When companies own a percentage of other companies' stock, these other companies are considered either affiliates or subsidiaries. According to Business Dictionary.com and The Free Dictionary.com, the main difference between an affiliate and a subsidiary is the percentage of the business's stock another company owns.

Parent Company

A parent company is a company that owns enough of another company’s stocks to enable it to control the other company. The term parent company only refers to subsidiaries and not to affiliates. The parent company is required to combine its subsidiary’s financial statements with its own. This is only required with subsidiaries, not with affiliates.


A subsidiary company is a company whose stock is owned 50 percent or more by another company.
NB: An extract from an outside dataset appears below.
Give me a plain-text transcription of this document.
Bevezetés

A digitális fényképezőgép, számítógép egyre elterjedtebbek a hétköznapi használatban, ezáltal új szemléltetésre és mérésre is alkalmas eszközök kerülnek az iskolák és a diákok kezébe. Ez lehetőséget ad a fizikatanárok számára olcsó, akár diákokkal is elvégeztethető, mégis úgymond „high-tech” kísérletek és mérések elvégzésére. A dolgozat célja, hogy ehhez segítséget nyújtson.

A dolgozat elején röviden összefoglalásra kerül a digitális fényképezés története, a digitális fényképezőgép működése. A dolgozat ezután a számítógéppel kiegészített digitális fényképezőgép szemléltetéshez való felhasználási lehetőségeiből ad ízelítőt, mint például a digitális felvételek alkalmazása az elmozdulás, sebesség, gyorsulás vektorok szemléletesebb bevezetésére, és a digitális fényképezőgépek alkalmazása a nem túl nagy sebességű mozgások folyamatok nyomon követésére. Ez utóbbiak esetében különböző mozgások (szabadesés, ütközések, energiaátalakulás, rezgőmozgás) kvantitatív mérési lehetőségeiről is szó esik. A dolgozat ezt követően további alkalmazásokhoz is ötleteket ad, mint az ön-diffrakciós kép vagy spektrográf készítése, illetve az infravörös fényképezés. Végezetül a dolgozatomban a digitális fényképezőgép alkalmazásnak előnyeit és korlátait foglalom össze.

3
This gives the parent company majority control over the subsidiary, giving it the power to make decisions, such as naming a board of directors. If a parent company owns 100 percent of another company’s stock, the junior company is considered a wholly owned subsidiary. A subsidiary is always an affiliate; however an affiliate is not always a subsidiary.


An affiliate company is similar to a subsidiary; however, with affiliates, one company owns less than 50 percent of the affiliate company’s stock. The company that owns less than 50 percent is said to have minority control over the affiliate company and, depending on the percentage owned, has some level of control over the affiliate. If two companies are subsidiaries of a company, they are affiliates of each other.


There are several benefits for parent companies in owning subsidiaries. One is allowing the parent company to engage in business activities different from its usual ones. Subsidiaries and affiliate companies also can help companies reach parts of the world they ordinarily could not reach. Another reason is that the subsidiary may make huge profits now or is expected to in the future. One benefit to a company with an affiliate company is that if the affiliate company incurs a net loss, the company with minority rights takes less of a hit than with a subsidiary.